One of the issues brought up in this workshop concerns the relationship 
between the syntactic properties of a given language and the choice of 
linguistic theory for annotation purposes. Our Swedish treebank consortium,
consisting of researchers from Växjö University, KTH and Stockholm University, 
is currently facing a specific instance of
this issue in trying to define an annotation standard for a large-scale 
treebank of Swedish written and spoken language. 

In this paper, I will discuss
and compare four different annotation schemes that have been proposed for 
Swedish in terms of their suitability for Swedish syntax as well as their 
relationship to linguistic theory and annotation schemes proposed for other 
languages. Other aspects that will be touched upon are 
the availability of parsers and/or annotated training data for developing 
parsers, the different requirements for annotation of spoken and written 
language, and the different needs of different user groups.

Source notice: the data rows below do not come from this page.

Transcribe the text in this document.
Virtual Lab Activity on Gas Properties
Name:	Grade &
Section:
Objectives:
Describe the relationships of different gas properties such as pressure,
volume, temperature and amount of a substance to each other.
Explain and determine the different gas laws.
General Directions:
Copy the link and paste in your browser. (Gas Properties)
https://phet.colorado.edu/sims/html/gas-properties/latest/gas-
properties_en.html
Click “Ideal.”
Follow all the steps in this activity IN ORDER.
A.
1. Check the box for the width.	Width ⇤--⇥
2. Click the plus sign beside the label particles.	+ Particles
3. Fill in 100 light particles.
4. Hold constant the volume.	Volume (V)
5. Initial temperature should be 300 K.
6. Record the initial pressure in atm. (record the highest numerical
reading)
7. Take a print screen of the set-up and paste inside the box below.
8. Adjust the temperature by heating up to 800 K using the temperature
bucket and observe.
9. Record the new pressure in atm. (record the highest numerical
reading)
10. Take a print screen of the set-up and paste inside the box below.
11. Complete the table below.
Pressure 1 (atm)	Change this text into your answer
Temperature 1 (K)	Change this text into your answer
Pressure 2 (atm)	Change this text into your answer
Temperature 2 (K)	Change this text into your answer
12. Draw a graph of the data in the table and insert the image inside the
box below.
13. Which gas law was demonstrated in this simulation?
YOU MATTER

By way of background, I will start by reviewing some basic facts about the 
syntax of Swedish, a Germanic verb second language with moderately fixed word 
order. In doing this I will also introduce the Scandinavian tradition of 
descriptive grammar, in particular the influential field model
due to Diderichsen \cite{did46}. The background section also contains
a brief discussion of existing annotation schemes for other languages 
and their relation to current linguistic theory.

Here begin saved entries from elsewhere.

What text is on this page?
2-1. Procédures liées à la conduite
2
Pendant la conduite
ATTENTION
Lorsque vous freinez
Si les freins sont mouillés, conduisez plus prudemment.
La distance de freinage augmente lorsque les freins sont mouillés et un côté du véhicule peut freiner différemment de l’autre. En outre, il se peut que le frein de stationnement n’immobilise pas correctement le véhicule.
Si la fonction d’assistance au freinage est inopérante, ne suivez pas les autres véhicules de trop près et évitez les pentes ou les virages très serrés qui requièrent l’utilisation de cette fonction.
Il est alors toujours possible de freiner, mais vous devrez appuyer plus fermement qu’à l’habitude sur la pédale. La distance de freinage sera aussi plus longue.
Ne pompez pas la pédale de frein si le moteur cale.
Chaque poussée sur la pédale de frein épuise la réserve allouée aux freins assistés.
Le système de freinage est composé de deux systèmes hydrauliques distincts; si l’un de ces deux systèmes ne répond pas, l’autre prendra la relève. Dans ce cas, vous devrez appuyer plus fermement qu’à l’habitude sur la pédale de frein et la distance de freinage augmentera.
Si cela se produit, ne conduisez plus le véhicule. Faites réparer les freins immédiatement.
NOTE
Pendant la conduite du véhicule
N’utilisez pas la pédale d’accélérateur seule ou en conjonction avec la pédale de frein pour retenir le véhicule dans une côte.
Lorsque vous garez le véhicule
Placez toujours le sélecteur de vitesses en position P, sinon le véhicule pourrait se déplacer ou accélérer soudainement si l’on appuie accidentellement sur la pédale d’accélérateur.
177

The main part of the paper will be devoted to a discussion and comparison
of the following four annotation schemes for Swedish: 
\begin{itemize}
\item MAMBA (Teleman \cite{tel74})
\item SynTag (Järborg \cite{jar86})
\item SWECG (Birn \cite{bir98})
\item S-CLE (Gambäck \cite{gam92})
\end{itemize}
The four schemes fall naturally into two groups, MAMBA and SynTag being 
standards designed for manual annotation of corpus material, while 
SWECG and S-CLE are primarily general purpose parsing systems which have corpus 
annotation as one of their (potential) applications.

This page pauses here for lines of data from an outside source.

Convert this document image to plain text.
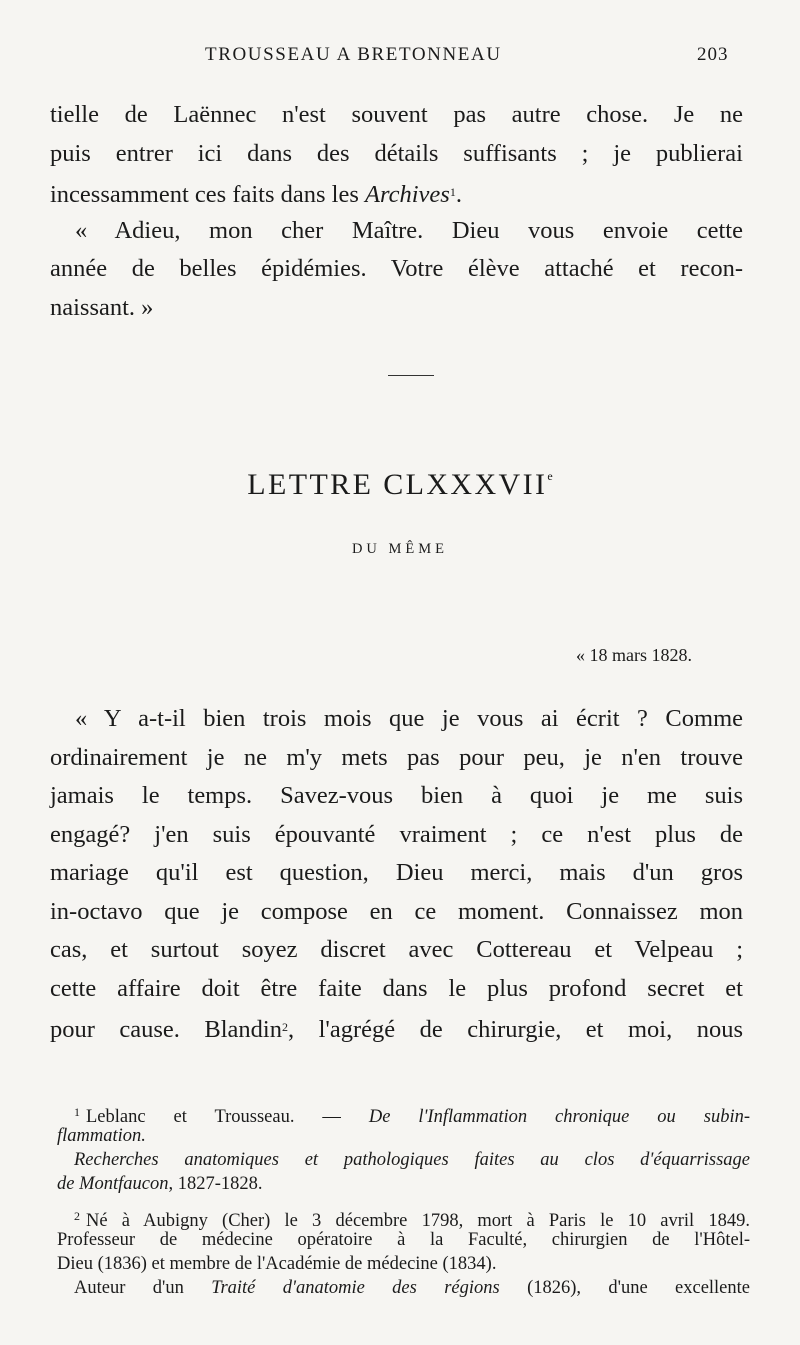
TROUSSEAU A BRETONNEAU	203
tielle de Laënnec n'est souvent pas autre chose. Je ne
puis entrer ici dans des détails suffisants ; je publierai
incessamment ces faits dans les Archives$^1$.
« Adieu, mon cher Maître. Dieu vous envoie cette
année de belles épidémies. Votre élève attaché et recon-
naissant. »
LETTRE CLXXXVIIe
DU MÊME
« 18 mars 1828.
« Y a-t-il bien trois mois que je vous ai écrit ? Comme
ordinairement je ne m'y mets pas pour peu, je n'en trouve
jamais le temps. Savez-vous bien à quoi je me suis
engagé? j'en suis épouvanté vraiment ; ce n'est plus de
mariage qu'il est question, Dieu merci, mais d'un gros
in-octavo que je compose en ce moment. Connaissez mon
cas, et surtout soyez discret avec Cottereau et Velpeau ;
cette affaire doit être faite dans le plus profond secret et
pour cause. Blandin$^2$, l'agrégé de chirurgie, et moi, nous
$^1$ Leblanc et Trousseau. — De l'Inflammation chronique ou subin-
flammation.
Recherches anatomiques et pathologiques faites au clos d'équarrissage
de Montfaucon, 1827-1828.
$^2$ Né à Aubigny (Cher) le 3 décembre 1798, mort à Paris le 10 avril 1849.
Professeur de médecine opératoire à la Faculté, chirurgien de l'Hôtel-
Dieu (1836) et membre de l'Académie de médecine (1834).
Auteur d'un Traité d'anatomie des régions (1826), d'une excellente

\section{Treebanks and Linguistic Theory}
\label{tlt}

The number of treebanks available for different languages is growing steadily
and with them the number of different annotation schemes. This makes it very
difficult to say something general about the relation between annotation schemes
and linguistic theory, but broadly speaking I think we may distinguish three 
main kinds of annotation in current practice:
\begin{itemize}
\item Annotation of constituent structure
\item Annotation of functional structure
\item Theory-specific annotation
\end{itemize}
This is obviously not a proper taxonomy, since theory-specific annotation may
concern both constituent structure and functional structure. Rather, the first
two categories are meant to cover more or less theory-neutral annotation schemes,
focusing on constituent structure or functional structure, respectively. It should
also be pointed out immediately that the annotation found in many if not most of 
the existing treebanks actually combines two or even all three of these categories.
Still, I believe that the categories may be useful in discussing existing annotation
schemes and their relation to linguistic theory. I will treat the categories in the
order in which they are listed above, which I think roughly corresponds to the 
historical development of treebank annotation schemes.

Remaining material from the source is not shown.